Emotion management is so commonplace that we hardly even recognize it. In everyday life, we engage in situations and interpersonal relations that demand observation of delicate feeling rules. These largely unarticulated rules set criteria for the appropriateness or fittingness of emotion in a particular situation. These rules determine the proper duration, strength, time and placement of an occurrent emotion and guide emotion management by establishing the sense of entitlement or obligation that governs emotional exchanges between best friends, parents and children, wives and husbands, subordinates and superiors, customers and sales-personnel, and so on (Hochschild, 2003). Thus, we take on a joyful mood when we invite friends to a dinner party or a mourning feeling when we pay our last respects to a deceased relative. If everything goes well, the emotion appears to emerge quite spontaneously from our construal of the situation. We do not merely put on a happy or sad face but actually live through the appropriate emotion. Herein lies the difference between surface acting and deep acting: in surface acting, we merely imitate a feeling through its manifestations without experiencing it, while in deep acting, we induce a real feeling in ourselves. In fact, emotion management is usually detected only on those occasions when automatic emotion work fails to achieve the goal and we have to finish the task by conscious means.
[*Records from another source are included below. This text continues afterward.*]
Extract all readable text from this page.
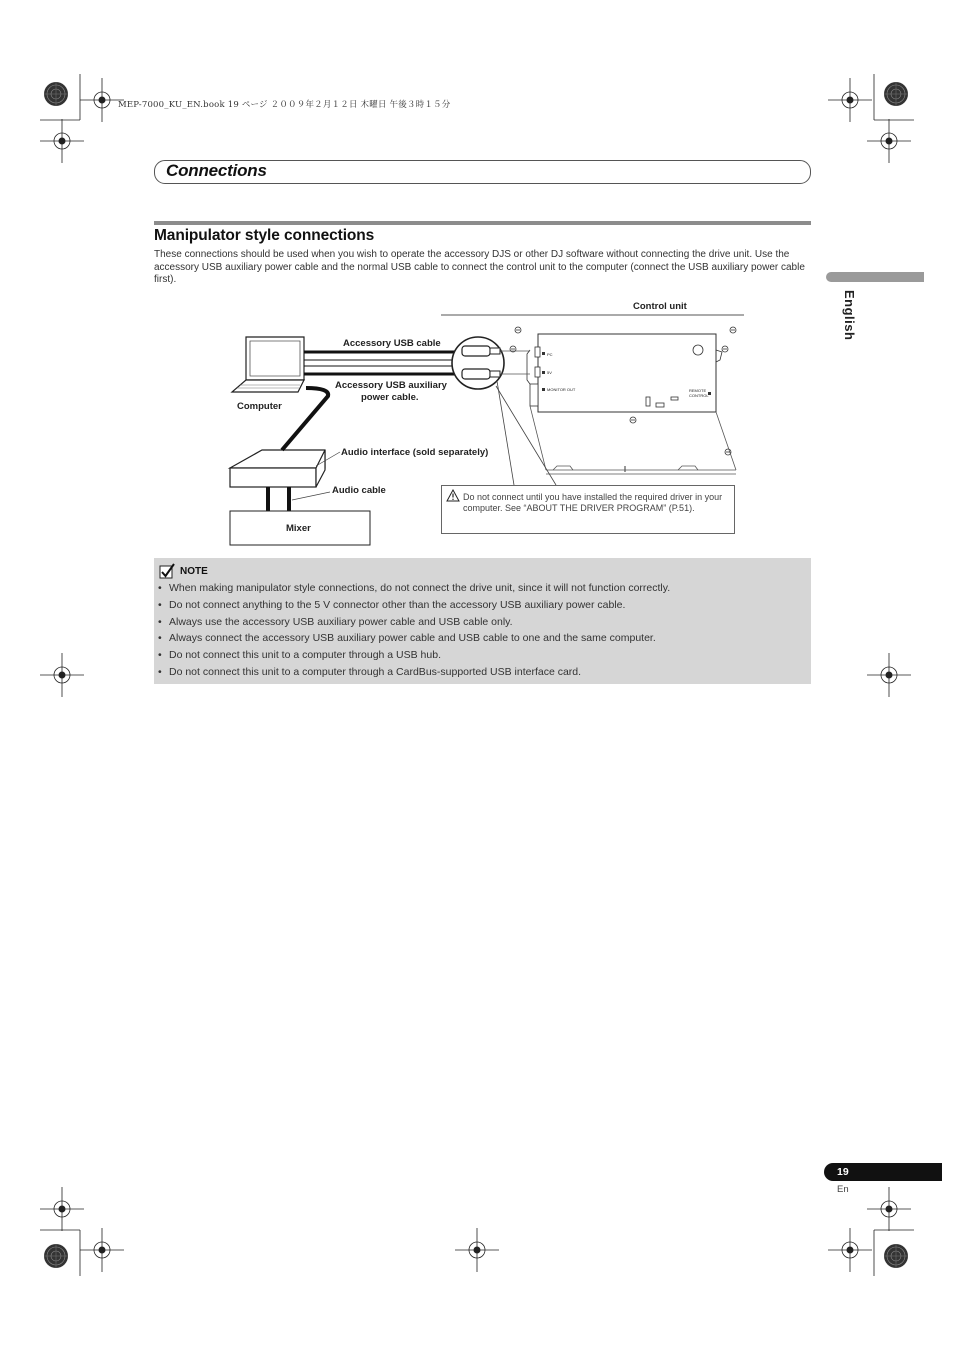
MEP-7000_KU_EN.book 19 ページ ２００９年２月１２日 木曜日 午後３時１５分
Connections
Manipulator style connections
These connections should be used when you wish to operate the accessory DJS or other DJ software without connecting the drive unit. Use the accessory USB auxiliary power cable and the normal USB cable to connect the control unit to the computer (connect the USB auxiliary power cable first).
English
Control unit
Accessory USB cable
Accessory USB auxiliary
power cable.
Computer
Audio interface (sold separately)
Audio cable
Mixer
PC
5V
MONITOR OUT	REMOTE
CONTROL
Do not connect until you have installed the required driver in your computer. See “ABOUT THE DRIVER PROGRAM” (P.51).
NOTE
• When making manipulator style connections, do not connect the drive unit, since it will not function correctly.
• Do not connect anything to the 5 V connector other than the accessory USB auxiliary power cable.
• Always use the accessory USB auxiliary power cable and USB cable only.
• Always connect the accessory USB auxiliary power cable and USB cable to one and the same computer.
• Do not connect this unit to a computer through a USB hub.
• Do not connect this unit to a computer through a CardBus-supported USB interface card.
19
En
The pervasive phenomenon of emotion management blurs the distinction between authentic and factitious emotions. If all adult human emotions in social situations are managed according to social and cultural feeling rules, it becomes impossible to maintain that an authentic emotion should be unmanaged, because we have no access to "pure emotions" - if there are any - before they are influenced by feeling rules. Neither can we distinguish between coaxed and sincere emotions, for it is plausible to assume that coaxing and regulation merely remain unconscious in the latter case. The appropriate evaluation and emotion - not just facsimiles - are there, even if we may have had to do a considerable amount of subterranean emotional work to evoke them.
But if emotion management cannot distinguish between authentic and inauthentic emotions, where should we draw the line? As an empirical researcher, Hochschild wavers in terminology. On the one hand, she contrasts authentic - genuine and spontaneous - feelings with all managed emotions. On the other hand, she admits that we do and must engage in deep acting in our private lives for the purposes of our "real selves", in contrast to deep acting in a corporate setting for the employer's goals. Since the former purposes are obviously more congenial to ourselves than the latter, some managed emotions should qualify as authentic for Hochschild as well. In fact, she may need to admit that even some occupational emotions can qualify as authentic for she writes that "When the feelings are successfully commercialized, the worker does not feel phony or alien; she feels somehow satisfied in how personal her service was. Deep acting is a help in doing this, not a source of estrangement." (Hochschild, 2003, p. 136). Later research in work psychology and sociology supports this conclusion as I shall show in detail in Chapter 6.
Both recalcitrant and managed emotions thus present problems for the sincerity view of authenticity. Even if many recalcitrant emotions are authentic and some managed emotions obviously qualify as inauthentic, my counterexamples indicate that the divide between authenticity and inauthenticity does not fall in line with the divide between spontaneous and nonspontaneous or the divide between managed and nonmanaged emotions. In the remaining part of this article, I attempt to outline a plausible account of this divide and of the puzzling notion of emotional authenticity itself. I will start by analysing the elusive notion of authenticity and its relation to sincerity.
-  John Sabini and Maury Silver (1998, pp. 56-57) suggest that even a feigned emotion can be authentic (or "sincere" as they put it) if the self-presentation is motivated by a sincere commitment to a person or role or value. I agree that a feigned emotion can be an expression of one's authentic self but it is nevertheless defective, and therefore, inauthentic as an emotion because it relies on mere "surface acting" and does not reach psychological genuineness through "deep acting".